AI Recovery — Frequently Asked Questions
Common questions about recovering from bad AI outputs — when to fix, when to restart, and how to prevent failures.
Your Questions Answered ❓
When should I actually start a new conversation instead of recovering?
Start fresh when: (1) the conversation has become so long that the AI is losing context, (2) you have fundamentally changed what you need and the existing context is misleading, or (3) you have tried 3+ recovery attempts and the AI keeps making the same mistake. If the conversation is under 10 exchanges and the direction is broadly right, recovery is almost always faster.
Why does AI hallucinate, and can I prevent it?
AI hallucination happens because language models generate probable text, not verified facts. They are trained to produce coherent, confident-sounding responses — even when they do not know the answer. Prevention strategies: ask the AI to say "I don't know" when uncertain, request citations, avoid asking for very specific statistics (these are often fabricated), and always verify claims that feel too convenient.

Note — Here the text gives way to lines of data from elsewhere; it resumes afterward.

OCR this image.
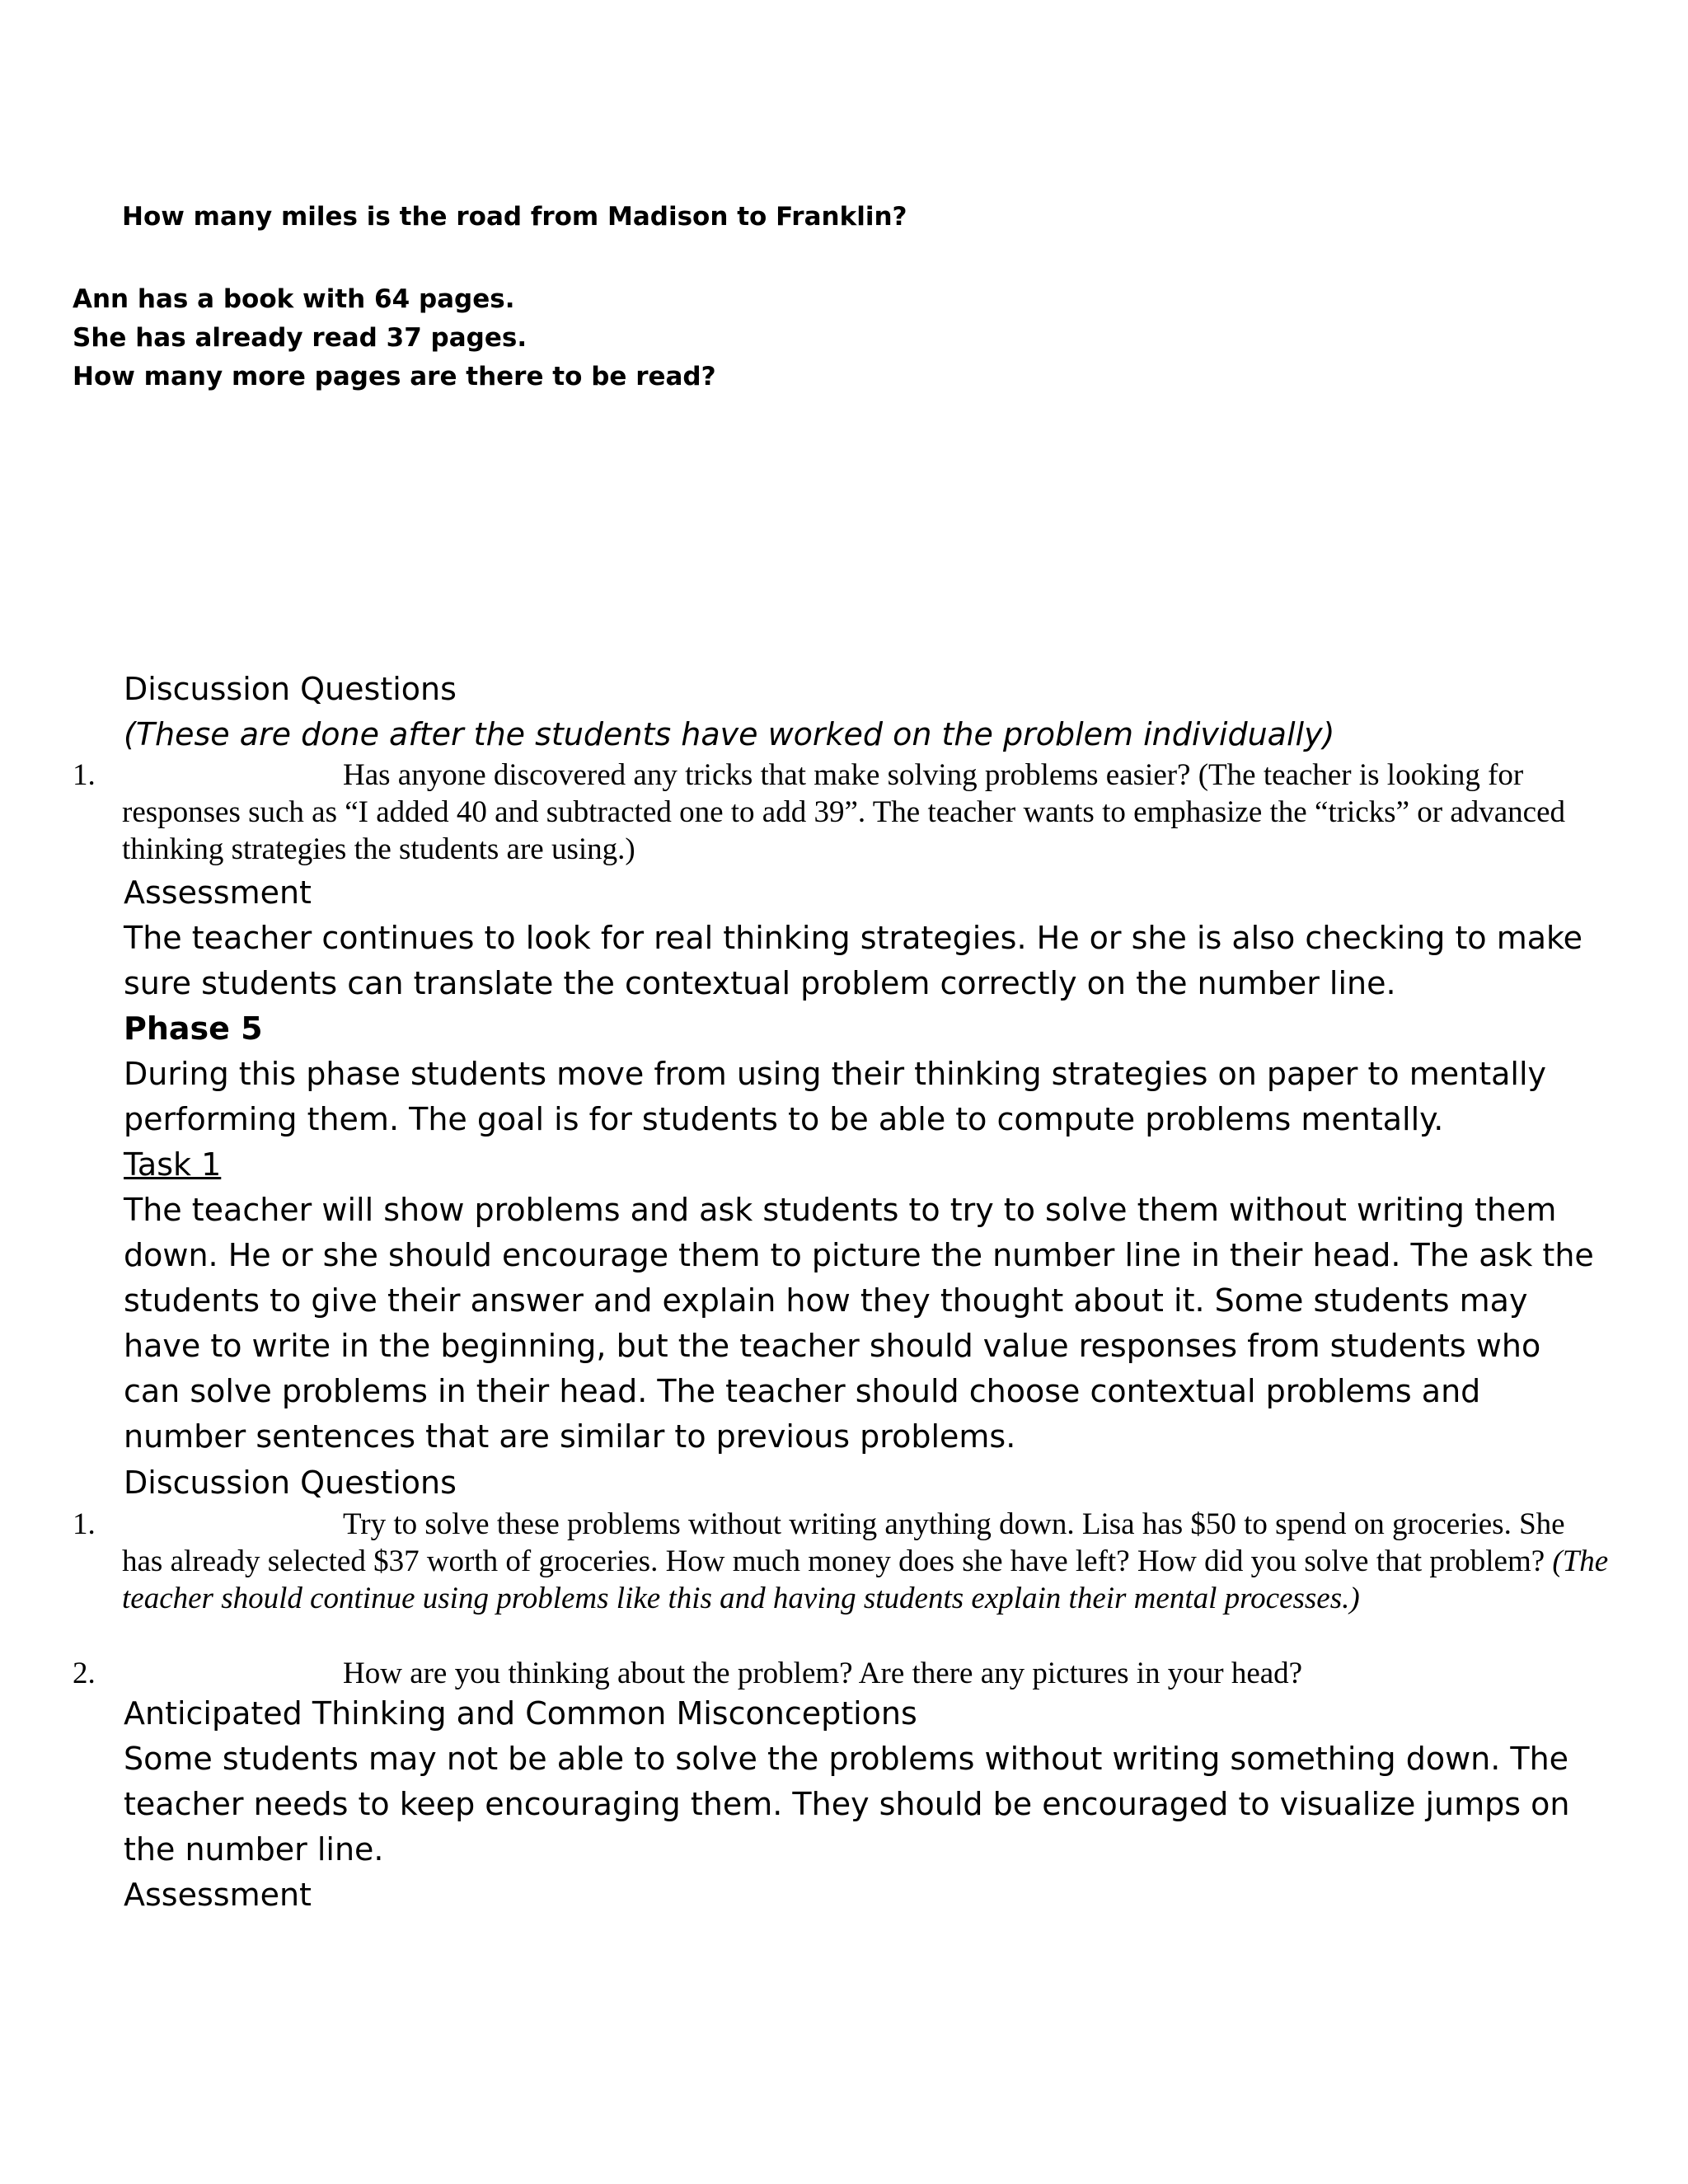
How many miles is the road from Madison to Franklin?
Ann has a book with 64 pages.
She has already read 37 pages.
How many more pages are there to be read?

Discussion Questions

(These are done after the students have worked on the problem individually)

1.	Has anyone discovered any tricks that make solving problems easier? (The teacher is looking for responses such as “I added 40 and subtracted one to add 39”. The teacher wants to emphasize the “tricks” or advanced thinking strategies the students are using.)

Assessment

The teacher continues to look for real thinking strategies. He or she is also checking to make sure students can translate the contextual problem correctly on the number line.

Phase 5

During this phase students move from using their thinking strategies on paper to mentally performing them. The goal is for students to be able to compute problems mentally.

Task 1

The teacher will show problems and ask students to try to solve them without writing them down. He or she should encourage them to picture the number line in their head. The ask the students to give their answer and explain how they thought about it. Some students may have to write in the beginning, but the teacher should value responses from students who can solve problems in their head. The teacher should choose contextual problems and number sentences that are similar to previous problems.

Discussion Questions

1.	Try to solve these problems without writing anything down. Lisa has $50 to spend on groceries. She has already selected $37 worth of groceries. How much money does she have left? How did you solve that problem? (The teacher should continue using problems like this and having students explain their mental processes.)
2.	How are you thinking about the problem? Are there any pictures in your head?

Anticipated Thinking and Common Misconceptions

Some students may not be able to solve the problems without writing something down. The teacher needs to keep encouraging them. They should be encouraged to visualize jumps on the number line.

Assessment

The AI keeps making the same mistake even after I correct it. Why?
Usually because your correction is too vague or the original prompt is continuously misleading the AI. Try: (1) quote exactly what was wrong and state exactly what the correct version should be, (2) check if something in your original prompt is causing the error, (3) explicitly say "Do NOT do X" — negative constraints can be powerful. If it persists after 3 corrections, the model may not be capable of the specific task. Switch models.

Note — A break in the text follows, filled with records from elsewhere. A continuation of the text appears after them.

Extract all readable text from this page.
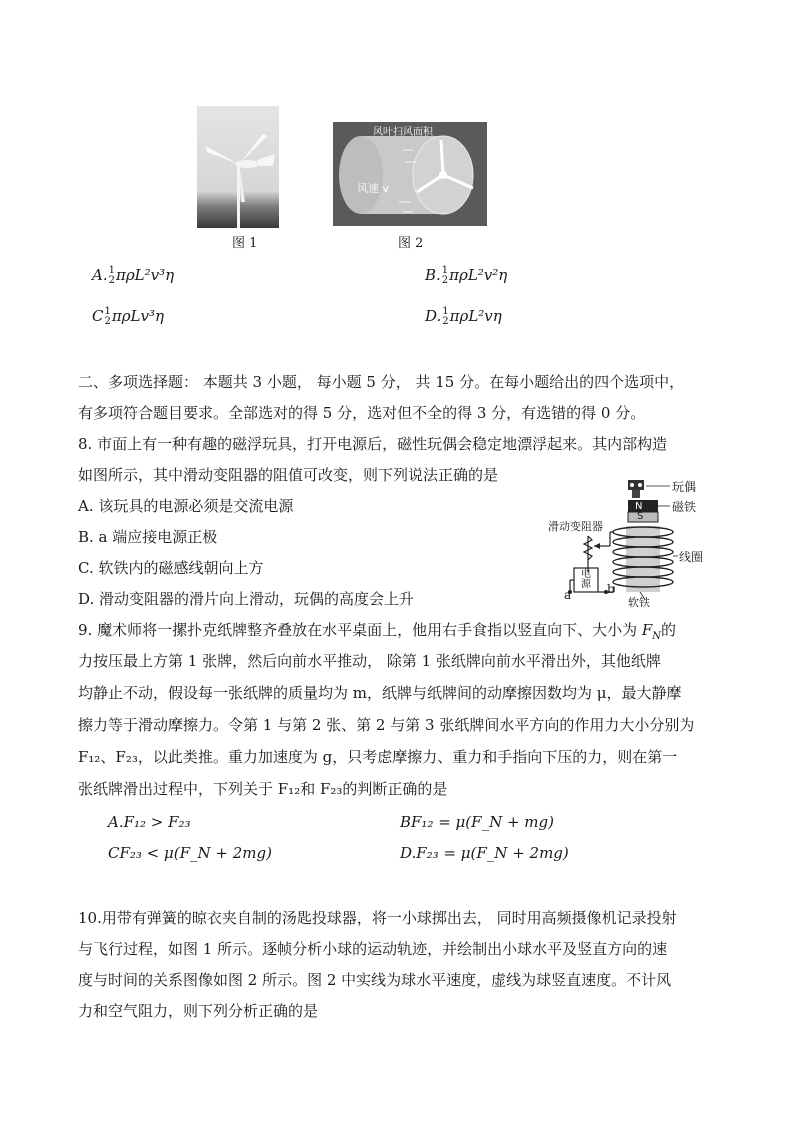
图 1
风叶扫风面积
风速 v
图 2
A. 1
2 πρL²v³η	B. 1
2 πρL²v²η
C 1
2 πρLv³η	D. 1
2 πρL²vη
二、多项选择题： 本题共 3 小题， 每小题 5 分， 共 15 分。在每小题给出的四个选项中，
有多项符合题目要求。全部选对的得 5 分，选对但不全的得 3 分，有选错的得 0 分。
8. 市面上有一种有趣的磁浮玩具，打开电源后，磁性玩偶会稳定地漂浮起来。其内部构造
如图所示，其中滑动变阻器的阻值可改变，则下列说法正确的是
A. 该玩具的电源必须是交流电源
B. a 端应接电源正极
C. 软铁内的磁感线朝向上方
D. 滑动变阻器的滑片向上滑动，玩偶的高度会上升
N
S
玩偶
磁铁
滑动变阻器
线圈
电源
a	b
软铁
9. 魔术师将一摞扑克纸牌整齐叠放在水平桌面上，他用右手食指以竖直向下、大小为 $F_N$的
力按压最上方第 1 张牌，然后向前水平推动， 除第 1 张纸牌向前水平滑出外，其他纸牌
均静止不动，假设每一张纸牌的质量均为 m，纸牌与纸牌间的动摩擦因数均为 μ，最大静摩
擦力等于滑动摩擦力。令第 1 与第 2 张、第 2 与第 3 张纸牌间水平方向的作用力大小分别为
F₁₂、F₂₃，以此类推。重力加速度为 g，只考虑摩擦力、重力和手指向下压的力，则在第一
张纸牌滑出过程中，下列关于 F₁₂和 F₂₃的判断正确的是
A.F₁₂ > F₂₃	BF₁₂ = μ(F_N + mg)
CF₂₃ < μ(F_N + 2mg)	D.F₂₃ = μ(F_N + 2mg)
10.用带有弹簧的晾衣夹自制的汤匙投球器，将一小球掷出去， 同时用高频摄像机记录投射
与飞行过程，如图 1 所示。逐帧分析小球的运动轨迹，并绘制出小球水平及竖直方向的速
度与时间的关系图像如图 2 所示。图 2 中实线为球水平速度，虚线为球竖直速度。不计风
力和空气阻力，则下列分析正确的是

Can I recover from AI code that has bugs?
Yes, and AI is actually quite good at debugging its own code when told what the error is. Share the exact error message and say: "This code produces [error]. Fix the bug without rewriting the entire thing." AI is better at fixing code than writing it from scratch most of the time.

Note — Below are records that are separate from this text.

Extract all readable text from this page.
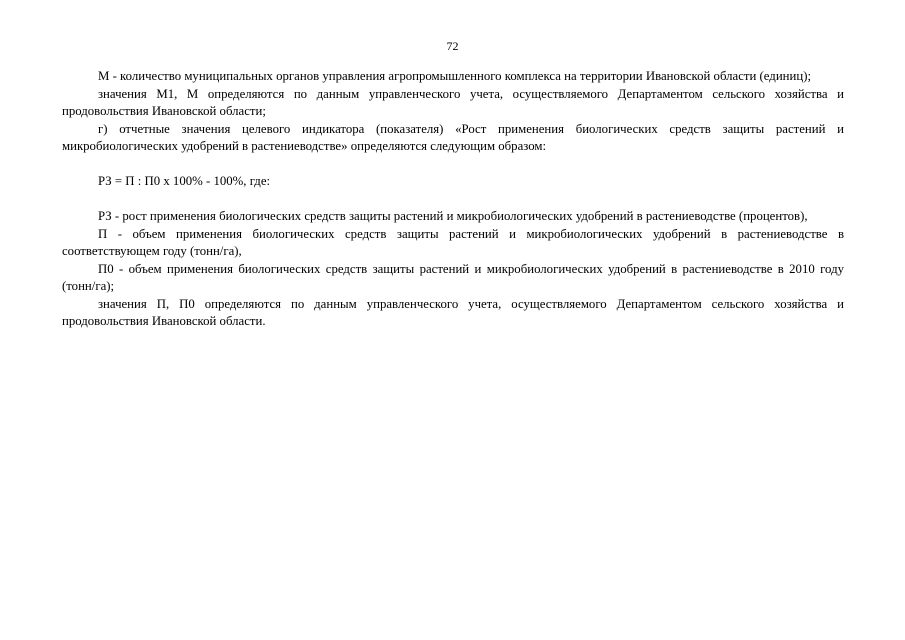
72

М - количество муниципальных органов управления агропромышленного комплекса на территории Ивановской области (единиц);

значения M1, M определяются по данным управленческого учета, осуществляемого Департаментом сельского хозяйства и продовольствия Ивановской области;

г) отчетные значения целевого индикатора (показателя) «Рост применения биологических средств защиты растений и микробиологических удобрений в растениеводстве» определяются следующим образом:

РЗ = П : П0 х 100% - 100%, где:

РЗ - рост применения биологических средств защиты растений и микробиологических удобрений в растениеводстве (процентов),

П - объем применения биологических средств защиты растений и микробиологических удобрений в растениеводстве в соответствующем году (тонн/га),

П0 - объем применения биологических средств защиты растений и микробиологических удобрений в растениеводстве в 2010 году (тонн/га);

значения П, П0 определяются по данным управленческого учета, осуществляемого Департаментом сельского хозяйства и продовольствия Ивановской области.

Is it worth saving bad AI outputs?
Yes. Bad outputs with your corrections create a "what not to do" reference. Over time, these become prompt improvement patterns. The most effective AI users keep a running log of failures and fixes — this becomes a personal playbook for avoiding common pitfalls.
How do I know if the AI output is wrong when I do not know the subject?
Three signals: (1) overly specific numbers without sources — "a 37.2% increase" cited from nowhere, (2) uniform confidence — real experts express uncertainty on some points, (3) internal contradictions — the AI says one thing in paragraph 2 and the opposite in paragraph 5. When in doubt, run the key claims through Perplexity or Google Scholar.